Revoir Le Cuirassé Potemkine à la suite de La Grève est riche d’enseignement : d’abord, parce qu’on pourrait reprocher à son réalisateur de refaire le même film (la répression sanglante d’une révolte populaire) et d’y défendre de manière toujours aussi unilatérale l’idéologie en place, en répondant à des commandes qui ressemblent à des injonctions. Mais à le considérer dans la finesse de sa construction, c’est surtout l’occasion de constater la maturation de son esthétique et de son programme formel.
À l’usine du film précédent répond donc une autre machinerie, celle du navire. Mais ici, le marin n’est plus un simple rouage, il acquiert une présence nouvelle : Eisenstein filme des corps athlétiques, et dote son peuple d’une véritable incarnation. On retrouvera ce procédé dans les piéta des femmes accueillant les divers cadavres générés par la répression, et les portraits des victimes de plus en plus jeunes sur les marches d’Odessa. La foule reste cette masse impressionnante, qui s’oppose à quelques figures uniques et détestables, qu’il s’agisse du capitaine, du médecin niant la vérité face aux asticots dans la viande, ou pope. Mais elle s’est dotée d’une forme d’individualité.
Ainsi, la longue première partie qui fait le portrait de ce système ronronnant qu’est la marine leur fait la part belle. Les hamacs, le roulis accompagnant les tablées, autant de symboles d’une berceuse contemplée avec satisfaction et autorité par un capitaine qui ne voit pas venir le vent de la discorde ; mais les marins sont l’âme de l’édifice, et la décomposition des corps, l’insistance sur leur musculature, voire leur sensualité, insiste sur un premier élément, très prosaïque, celui de la nourriture et de leur propre mécanique. Dès lors, l’huile manque dans les rouages et la machine se détraque.
Organisé en plusieurs temps fort, le récit se construit sur cette interaction entre l’homme et la machine : d’abord celle efficiente d’un système fondé sur la soumission au chef, son écroulement au profit d’une foule, la répression de celle-ci, puis le retour de la machine dans le face à face final des navires. La désorganisation – sujet majeur de La Grève – ne dure donc ici qu’un temps, celui de la dispersion chaotique lors d’une des séquences les plus célèbres du septième art sur les fameuses marches d’Odessa. Celui de l’hommage à la collectivité est beaucoup plus important : ce sont des plans épiques, dans les longues files sur les quais, une alternance entre des forêts de bras levés et des poings qui se serrent, avant une fusion totale dans un crescendo final absolument exemplaire en termes de découpage, le mouvement des hommes se fondant avec celui des pistons, vers un cap, celui du bateau adverse, qui peut signer leur perdition comme la concorde avec l’armée.

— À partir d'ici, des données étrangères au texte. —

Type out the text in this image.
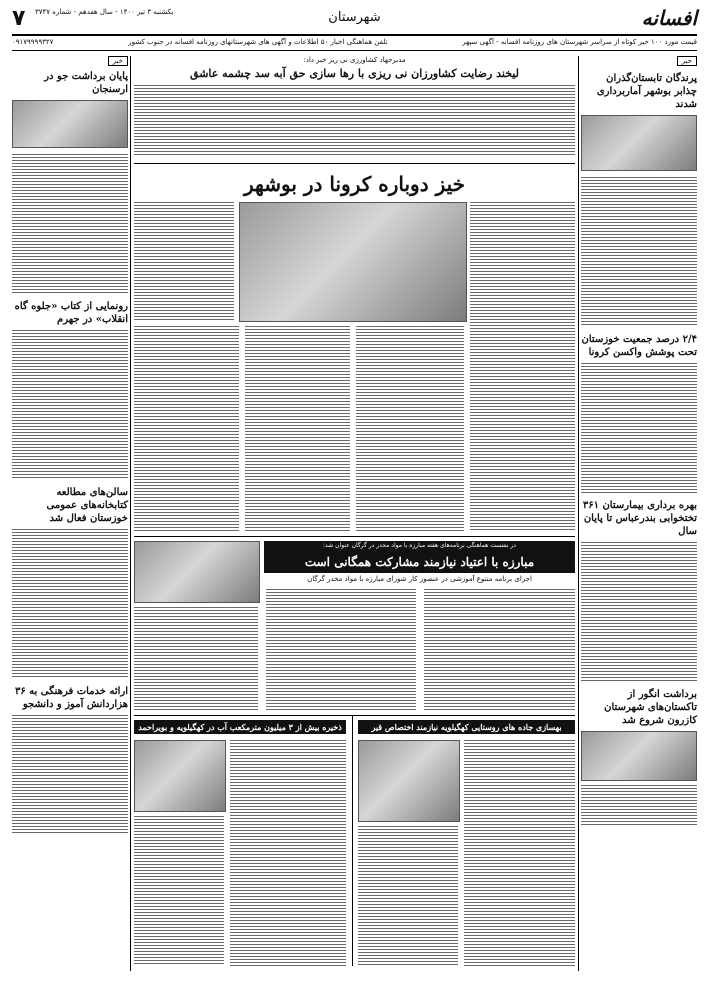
۷	افسانه
یکشنبه ۳ تیر ۱۴۰۰ - سال هفدهم - شماره ۳۷۴۷	شهرستان
۰۹۱۷۹۹۹۹۳۲۷	تلفن هماهنگی اخبار ۵۰ اطلاعات و آگهی های شهرستانهای روزنامه افسانه در جنوب کشور	قیمت مورد ۱۰۰ خبر کوتاه از سراسر شهرستان های روزنامه افسانه - آگهی سپهر
خبر
پرندگان تابستان‌گذران چذابر بوشهر آماربرداری شدند
۲/۴ درصد جمعیت خوزستان تحت پوشش واکسن کرونا
بهره برداری بیمارستان ۳۶۱ تختخوابی بندرعباس تا پایان سال
برداشت انگور از تاکستان‌های شهرستان کازرون شروع شد
خبر
پایان برداشت جو در ارسنجان
رونمایی از کتاب «جلوه گاه انقلاب» در جهرم
سالن‌های مطالعه کتابخانه‌های عمومی خوزستان فعال شد
ارائه خدمات فرهنگی به ۳۶ هزاردانش آموز و دانشجو
مدیرجهاد کشاورزی نی ریز خبر داد:
لیخند رضایت کشاورزان نی ریزی با رها سازی حق آبه سد چشمه عاشق
خیز دوباره کرونا در بوشهر
در نشست هماهنگی برنامه‌های هفته مبارزه با مواد مخدر در گرگان عنوان شد:
مبارزه با اعتیاد نیازمند مشارکت همگانی است
اجرای برنامه متنوع آموزشی در عنصور کار شورای مبارزه با مواد مخدر گرگان
ذخیره بیش از ۳ میلیون مترمکعب آب در کهگیلویه و بویراحمد	بهسازی جاده های روستایی کهگیلویه نیازمند اختصاص قیر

Alors que dans La Grève, le montage parallèle cherchait à sur-signifier par symboles, il prend ici de l’ampleur, dans sa subtilité comme dans son efficacité. Il s’agit de multiplier les angles de vues, quitte à répéter l’action, notamment dans la célébrissime descente des marches par le landau. Cette trajectoire, et celle finale des deux navires deviennent une véritable partition musicale avec reprise de motifs, gradation et coda : la canonnade au bas des marches, et la liesse pacifiée sur les flots.
C’est là que se mesure la grandeur d’une œuvre : engoncé dans un discours politique très circonscrit, réduit à quelques plans mythologiques, Le Cuirassé Potemkine pourrait ne plus passer l’épreuve d’un visionnage intégral. Il n’en est rien, parce que l’énergie qui l’anime et la cohérence de sa construction subliment largement son propos et son contexte : il s’agit d’un chant puissant, entonnant à pleins poumons toute la gamme des potentialités cinématographiques.